# New Moderator



## Pete (Jan 27, 2003)

It pleases me to announce that saxismyaxe has joined the SOTW staff as one of our Moderators.

I'll post his mini-bio and picture in the FAQ in a little bit, although he might post here, too.

Saxismyaxe will primarily be helping with a bit of clean up on aisle 14, as mentioned in http://www.saxontheweb.net/vbulletin/showthread.php?t=29047 (and yes, other volunteers are still requested).

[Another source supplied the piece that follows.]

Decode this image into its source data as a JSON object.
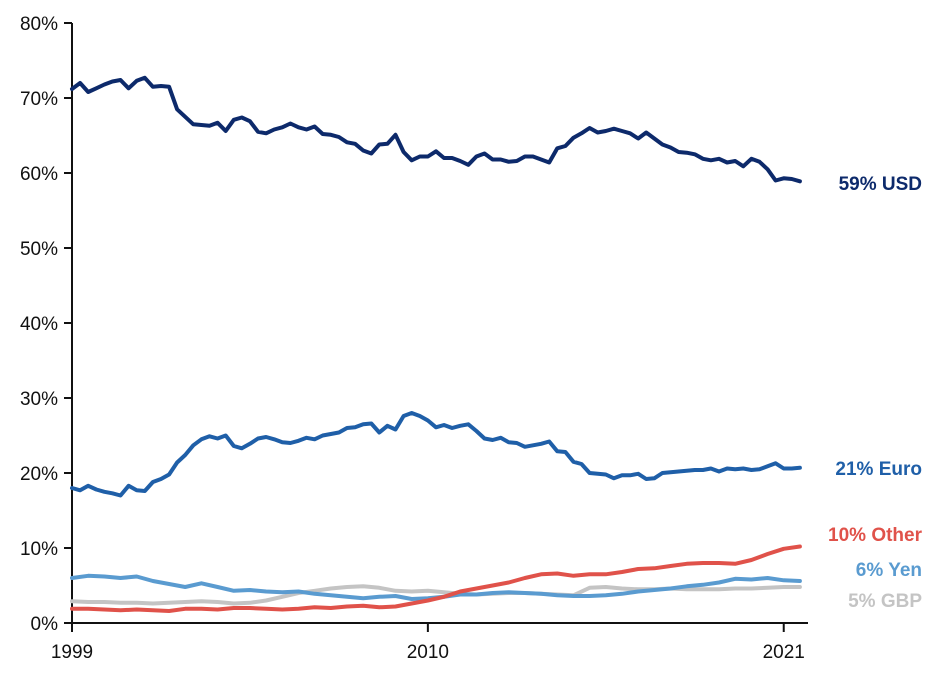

So, be nice to the n00b, mmmkay?


----------



## SAXISMYAXE (Jun 13, 2003)

Thanks for the welcome Pete. I'm glad to help out a forum that has helped me for so many years.
As the new kid on the team, just think of me as the resident SOTW staff Waterboy.


----------



## gary (Feb 4, 2003)

saxismyaxe said:


> As the new kid on the team, just think of me as the resident SOTW staff Waterboy.


O.K. Mike. Fetch me the cheerleader with the spiked dog collar in the second row! :twisted:

Anyway, welcome and thank's for taking on the extra work. I'm sure I'm joined by everyone in wishing you well and expressing our gratitude. Good luck, LOL! :notworth:


----------



## rispoli (Feb 8, 2005)

Congratulations Mike!
And also congratulations to SOTW board for the choice. I always look forward to read Mike's opinions on every thread he participates: knowledgeable and willing to help like few! Good to see you also as moderator from now on.


----------



## saxmanjack (Feb 3, 2003)

Does the community deserve the right to know whether Mike S. will be an idealog activist moderator?


----------



## SAXISMYAXE (Jun 13, 2003)

saxmanjack said:


> Does the community deserve the right to know whether Mike S. will be an idealog activist moderator?


Forgive my blonde moment, but I might be able to answer that question more succinctly if I knew what the heck that meant?:?


----------



## CMelodyMan (Feb 14, 2005)

Congratulations, Mike!


----------